The growth and employment data released this week reinforces the vision of a resilient economy in the face of monetary and geopolitical adversities, but also points to short-term weakening factors. Private consumption consolidates as the most dynamic component, due to the good performance of the labor market and the agreements to recover the purchasing power of wages. It is also likely that households have sustained their spending by drawing on their accumulated savings surplus. Another factor is fiscal policy: public consumption continues to expand at a faster pace than the economy, at almost 10% above the pre-pandemic level.
Investment, however, is faltering. And the accelerated tightening of credit reported by the ECB’s latest bank lending survey anticipates a scenario of weakness in the coming months, even if we incorporate the stimulus of Next Generation funds. It is surprising that, despite such an injection of European transfers, investment has not yet reached the pre-pandemic level. For the time being, companies remain cautious, opting to reduce debt or accumulate liquidity. In September, their bank deposits increased by 10.6 billion euros.
Moreover, the foreign sector, a powerful engine of recovery last year, is suffering from the stagnation of the European economy, the main source of foreign income. The problem lies in lower external demand, and not in a loss of competitiveness. Proof of this is that Spanish companies are gaining ground not only in international markets, but also in the domestic market: imports are contracting, contrary to what usually happens in a context of increased consumption.

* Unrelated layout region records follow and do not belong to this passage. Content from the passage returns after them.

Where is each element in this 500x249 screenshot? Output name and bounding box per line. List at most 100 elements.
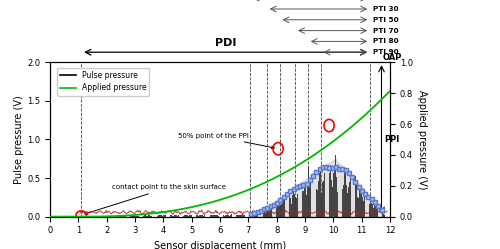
Bar bbox=[206, 215, 208, 217]
Bar bbox=[226, 215, 227, 217]
Bar bbox=[152, 215, 154, 217]
Bar bbox=[348, 187, 349, 217]
Bar bbox=[258, 213, 259, 217]
Bar bbox=[307, 187, 308, 217]
Bar bbox=[227, 215, 228, 217]
Bar bbox=[334, 169, 335, 217]
Bar bbox=[286, 203, 288, 217]
Text: contact point to the skin surface: contact point to the skin surface bbox=[85, 184, 227, 214]
Bar bbox=[270, 210, 271, 217]
Bar bbox=[369, 204, 370, 217]
Bar bbox=[154, 215, 156, 217]
Bar bbox=[326, 188, 328, 217]
Bar bbox=[145, 215, 146, 217]
Bar bbox=[263, 209, 264, 217]
Bar bbox=[322, 182, 323, 217]
Bar bbox=[176, 215, 177, 217]
Bar bbox=[240, 215, 241, 217]
Bar bbox=[346, 185, 347, 217]
Bar bbox=[331, 180, 332, 217]
Bar bbox=[320, 167, 321, 217]
Text: PTI 30: PTI 30 bbox=[373, 6, 398, 12]
Bar bbox=[268, 208, 269, 217]
Bar bbox=[197, 215, 198, 217]
Bar bbox=[230, 215, 231, 217]
Bar bbox=[131, 216, 132, 217]
Bar bbox=[202, 215, 203, 217]
Bar bbox=[265, 213, 266, 217]
Bar bbox=[372, 204, 373, 217]
Bar bbox=[96, 216, 97, 217]
Bar bbox=[298, 186, 300, 217]
Bar bbox=[148, 215, 149, 217]
Bar bbox=[140, 216, 141, 217]
Bar bbox=[308, 167, 309, 217]
Bar bbox=[94, 216, 95, 217]
Bar bbox=[306, 195, 307, 217]
Bar bbox=[162, 216, 163, 217]
Text: 50% point of the PPI: 50% point of the PPI bbox=[178, 132, 274, 149]
Bar bbox=[272, 205, 274, 217]
Bar bbox=[289, 192, 290, 217]
Bar bbox=[95, 216, 96, 217]
Bar bbox=[93, 216, 94, 217]
Bar bbox=[122, 216, 123, 217]
Bar bbox=[120, 216, 121, 217]
Bar bbox=[376, 204, 377, 217]
Bar bbox=[338, 173, 340, 217]
Bar bbox=[215, 215, 216, 217]
Text: PTI 20: PTI 20 bbox=[373, 0, 398, 1]
Bar bbox=[168, 215, 170, 217]
Bar bbox=[242, 214, 243, 217]
Bar bbox=[175, 215, 176, 217]
Bar bbox=[293, 190, 294, 217]
Bar bbox=[350, 173, 351, 217]
Bar bbox=[234, 215, 236, 217]
Bar bbox=[312, 181, 314, 217]
Bar bbox=[185, 215, 186, 217]
Bar bbox=[359, 187, 360, 217]
Bar bbox=[364, 195, 365, 217]
Bar bbox=[378, 212, 380, 217]
Bar bbox=[166, 215, 168, 217]
Text: PPI: PPI bbox=[384, 135, 399, 144]
Bar bbox=[310, 183, 311, 217]
Bar bbox=[374, 204, 375, 217]
Bar bbox=[150, 216, 151, 217]
Bar bbox=[277, 202, 278, 217]
Text: PTI 70: PTI 70 bbox=[373, 28, 398, 34]
Bar bbox=[223, 215, 224, 217]
Bar bbox=[366, 200, 368, 217]
Bar bbox=[159, 215, 160, 217]
Bar bbox=[333, 173, 334, 217]
Bar bbox=[204, 215, 205, 217]
Bar bbox=[146, 216, 147, 217]
Bar bbox=[244, 215, 245, 217]
Bar bbox=[254, 214, 255, 217]
Bar bbox=[138, 216, 139, 217]
Text: PTI 50: PTI 50 bbox=[373, 17, 398, 23]
Bar bbox=[136, 216, 137, 217]
Bar bbox=[183, 216, 184, 217]
Bar bbox=[332, 187, 333, 217]
Bar bbox=[143, 216, 144, 217]
Bar bbox=[174, 215, 175, 217]
Bar bbox=[213, 215, 214, 217]
Bar bbox=[343, 185, 344, 217]
Bar bbox=[241, 215, 242, 217]
Bar bbox=[171, 215, 172, 217]
Bar bbox=[200, 215, 201, 217]
Legend: Pulse pressure, Applied pressure: Pulse pressure, Applied pressure bbox=[57, 68, 150, 96]
Bar bbox=[108, 216, 109, 217]
Bar bbox=[314, 175, 316, 217]
Text: PDI: PDI bbox=[215, 38, 236, 48]
Bar bbox=[119, 216, 120, 217]
Bar bbox=[209, 216, 210, 217]
Bar bbox=[128, 216, 130, 217]
Bar bbox=[253, 214, 254, 217]
Bar bbox=[317, 190, 318, 217]
Bar bbox=[178, 215, 179, 217]
Bar bbox=[355, 176, 356, 217]
Bar bbox=[281, 204, 282, 217]
Text: PTI 80: PTI 80 bbox=[373, 38, 398, 44]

In any case, exports of non-tourist services continue to grow at a high rate – at no less than 22% above the pre-pandemic level – but without offsetting the fall in exports of goods. Tourism is holding up, although its full normalization is cooling the outlook for the coming season.
All of this raises the question of the sustainability of the current growth pattern. The tailwinds that have boosted household consumption are moderating, in line with the slower pace of job creation. Enrollment is increasing, partly due to the incorporation of foreign labor (more than half a million people since the beginning of 2022, almost half of the total number of jobs created). But the exceptional figures of the spring are behind us. Wages are also slowing down: compensation per employee increased by 4.2% in the third quarter, almost two points less than in the first quarter; this slowdown, combined with the resilience of the CPI, leaves little room to gain purchasing power in the last part of the year.
As for public consumption, its future trajectory should reflect the need to contain budgetary imbalances, a necessary objective in order to assume the sharp rise in the cost of financing the State that is anticipated for the coming year.
Looking further ahead, the productive apparatus is emerging from the succession of crises with a favorable competitive position, strengthened by the strong addition of foreign labor. This is an asset to take advantage of a hypothetical turnaround in the European economy, as predicted by the IMF for the next two years. Much will depend, however, on the outcome of the conflicts in Ukraine and the Middle East and the impact of the ten interest rate hikes, the effects of which have only partially filtered through to the economy. In any case, the European reactivation, together with a greater tractor effect of European funds, would also help to unblock investment in business equipment and productivity, the main missing piece in the Spanish economy’s puzzle. Geopolitics and the unknowns surrounding business investment condition growth and the capacity to improve social welfare levels.